In northwestern Greenland, where I spent 23 springs, lockdown meant traveling by dogsled on sea ice that looked like sky.

From left: 8 a.m. in Ecuador (Fabiola Cedillo); 9 a.m. in Massachusetts, U.S. (Kathya Landeros); 3 p.m. in Belgium (Maroeskja Lavigne)

Sky is nothing and everything: a blank that holds solar systems, locust swarms, heaven’s gates, kingfishers, and cosmos. It’s where the Big Bang flapped everything into being. Recently, 19 new interstellar asteroids were found orbiting the sun, and astronomers have uncovered the beauty of the asymmetrical universe, where the battle between matter and antimatter was waged. Matter and cosmic imperfection won out; otherwise, we wouldn’t exist. “Imperfection is our paradise,” a Buddhist teacher said.

Sky is where the blue shawl of imagination goes astray.

Clockwise from top left: 9 p.m. in Taiwan (An Rong Xu); 5:30 p.m. in Iran (Hashem Shakeri); 6 a.m. in Oregon, U.S. (Delaney Allen); 9 p.m. in China (Zhang Kechun); 4 p.m. in Russia (Denis Sinyakov)

On long days in Wyoming when I tended sheep, the herders and I lay in the grass and watched clouds become whales, galloping horses, running dogs, and our favorite—large penises. We also watched those cloud-bodies dissolve almost as soon as they came into being, so that tacitly we came to understand the nature of impermanence.
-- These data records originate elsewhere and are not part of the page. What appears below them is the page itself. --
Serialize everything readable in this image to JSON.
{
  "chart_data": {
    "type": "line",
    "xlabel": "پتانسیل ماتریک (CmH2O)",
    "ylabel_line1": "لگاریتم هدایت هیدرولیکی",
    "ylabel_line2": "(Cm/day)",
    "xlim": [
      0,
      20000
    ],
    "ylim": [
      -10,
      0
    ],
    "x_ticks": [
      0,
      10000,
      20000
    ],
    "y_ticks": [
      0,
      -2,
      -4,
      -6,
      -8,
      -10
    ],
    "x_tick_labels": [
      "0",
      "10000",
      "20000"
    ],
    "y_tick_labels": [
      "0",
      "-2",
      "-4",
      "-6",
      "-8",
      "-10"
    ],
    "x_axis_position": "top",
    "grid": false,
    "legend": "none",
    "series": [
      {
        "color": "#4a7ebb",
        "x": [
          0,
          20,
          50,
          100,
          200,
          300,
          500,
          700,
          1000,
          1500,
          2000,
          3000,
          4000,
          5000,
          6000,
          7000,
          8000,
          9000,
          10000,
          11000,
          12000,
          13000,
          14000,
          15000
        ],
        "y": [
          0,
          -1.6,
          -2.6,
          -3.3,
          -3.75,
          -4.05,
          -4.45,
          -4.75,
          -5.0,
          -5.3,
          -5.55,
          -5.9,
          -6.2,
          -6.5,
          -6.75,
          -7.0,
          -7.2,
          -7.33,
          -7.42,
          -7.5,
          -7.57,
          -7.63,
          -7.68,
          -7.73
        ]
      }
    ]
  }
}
I don’t know why we locate heaven in the sky. With the number of pandemic dead mounting up, the sky must be getting heavy. I was in Japan after the 2011 tsunami, where the ghosts of the villages that had been washed away were thought to be behind us, clinging to our backs, hitching a ride. My heaven is alpine: krummholz giving way to granite, and the sky uncurling from fast-moving clouds.

At night I search the sky and use it as a clock. How far has the Big Dipper’s bucket turned? Is it filling or emptying, and with what? The stars of the Dipper’s handle are thought by traditional Chinese lore to confer good luck. Constellations whirl like large hands throwing good-luck rice. I sleep in “star rooms” with windows low around the bed, and from under the covers watch meteor showers zip gold lines across the sky and the International Space Station slide.

From left: 3 p.m. in France (Lucile Boiron); 3 a.m. in Hawaii, U.S. (Phil Jung)

In 1986, I accompanied an infrared astronomer to the NASA observatory on Mauna Kea for a few days. That was when Halley’s Comet was making an appearance in the inner parts of our solar system. Halley looked like a slow-motion bullet train’s headlight pushing through the night. One evening at 13,803 feet with a foot of Hawaiian snow on the ground, the astronomers discovered dark matter. Teletypes pushed out waves of white paper: “What is it?” an astronomer in Australia asked. More queries came in from Chile and Scotland. I went outside and looked up. “What are we seeing?” I asked. “Nothing,” the astronomer replied, laughing. Dark matter can’t be seen at all and is known to exist only by its effect on objects. Quantum theorists now say that dark matter’s particles continually form and disappear, like the clouds the sheepherders and I watched. Others call its happenings “quintessence.” Theories aside, more is known about what dark matter is not than what it is.

Perhaps that’s the best way to think about the sky and the ways it binds and releases us. Looking up, we can all see the same things: the pink moon, sunrise’s glory, starlight, and the lovely, lonely curve of air. Our peripheral vision shapes what we think we are seeing. From my lookout on a moving dogsled, I’ve seen how the horizon’s silver stripe divides ice from air, mist from ocean, space from Earth, and dark from light as the blue tent floats down and softly covers us all.